Dirigido pela paulistana Juliana Rojas, a produção é bem menos sinistra do que parece. “Queria fazer um filme leve dentro do ambiente do cemitério, mas que ao mesmo tempo pudesse ser uma alegoria da cidade, e que fizesse uma reflexão sobre as questões urbanas”, conta a cineasta, sobre sua primeira experiência solo em longa-metragem.
Ela carrega para o musical seu interesse pela fantasia e pelo terror, gêneros cada vez mais frequentes em filmes brasileiros independentes nos últimos anos: de “O Som ao Redor” (2012), assinado pelo pernambucano Kleber Mendonça Filho, do inédito “Aquarius”, a “Quando Eu Era Vivo” (2014), estrelado por Sandy e Antonio Fagundes.
Com Marco Dutra, autor de “Quando Eu Era Vivo”, ela dirigiu “Trabalhar Cansa” (2011), uma tensa crônica urbana ambientada em São Paulo.
Cemitério: metáfora das grandes cidades
Desta vez, Juliana quis refletir sobre verticalização urbana a partir do ambiente do cemitério. Para isso, buscou meios lúdicos de contar a história, com canções originais e coreografias elaboradas por bailarinos profissionais.
Ainda assim, procurou dar um tom natural às performances. “Não busquei atores que fossem tradicionalmente de musical – pra mim, não era importante que eles cantassem com excelência técnica”, explica. “Queria que fosse um canto adaptado à possibilidade deles, ao registro de voz de cada um, pra trazer mais humanidade ao filme”.
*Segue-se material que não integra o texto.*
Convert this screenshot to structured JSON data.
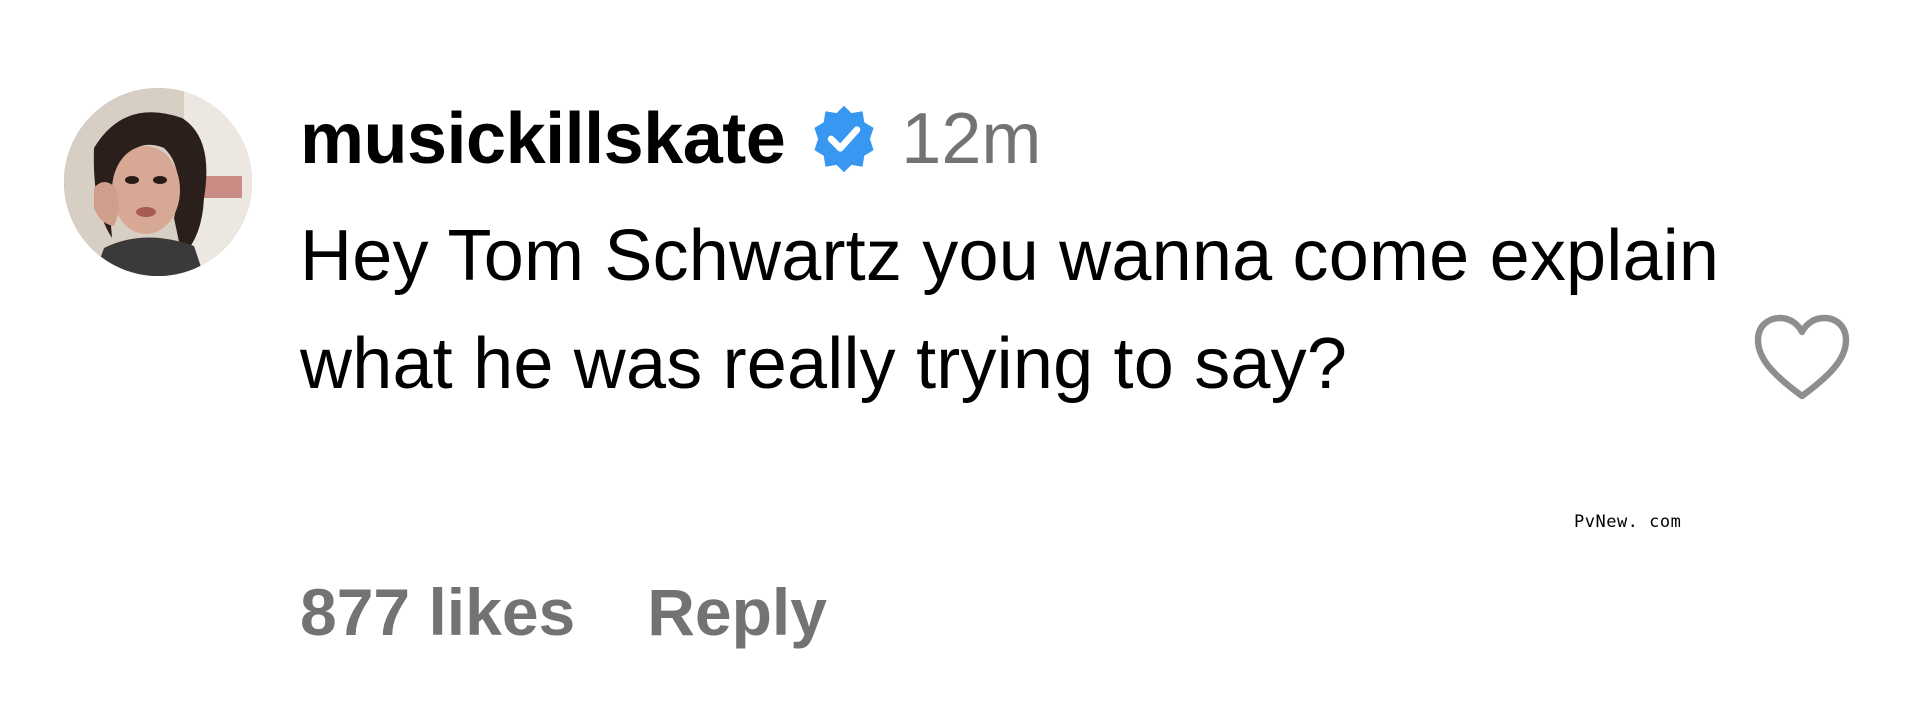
{
  "comment": {
    "username": "musickillskate",
    "verified": true,
    "timestamp": "12m",
    "text": "Hey Tom Schwartz you wanna come explain what he was really trying to say?",
    "likes": "877 likes",
    "reply_label": "Reply",
    "liked": false
  },
  "icons": {
    "verified": "verified-badge-icon",
    "like": "heart-outline-icon"
  },
  "colors": {
    "text_primary": "#000000",
    "text_secondary": "#737373",
    "verified_blue": "#3897F0",
    "heart_outline": "#8e8e8e"
  },
  "watermark": "PvNew. com"
}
Na trama, Deodato (Eduardo Gomes), um coveiro aprendiz, sofre para se adaptar ao ambiente (sobrenatural) de trabalho. Um projeto de recadastramento pretende resolver o problema da superlotação, desalojando cadáveres para dar lugar a outros mortos. Juliana vê intensas conexões com os processos desumanos e, por vezes, invasivos de reorganização dos centros urbanos brasileiros.
“A geografia do cemitério lembra a das grandes cidades, com áreas onde há uma concentração de túmulos de alto padrão e áreas mais afastadas, onde se concentram os túmulos mais simples e sem conservação. É uma situação que remete aos processos de reurbanização e verticalização pelos quais as grandes cidades têm passado – e com contradições semelhantes”, explica a realizadora.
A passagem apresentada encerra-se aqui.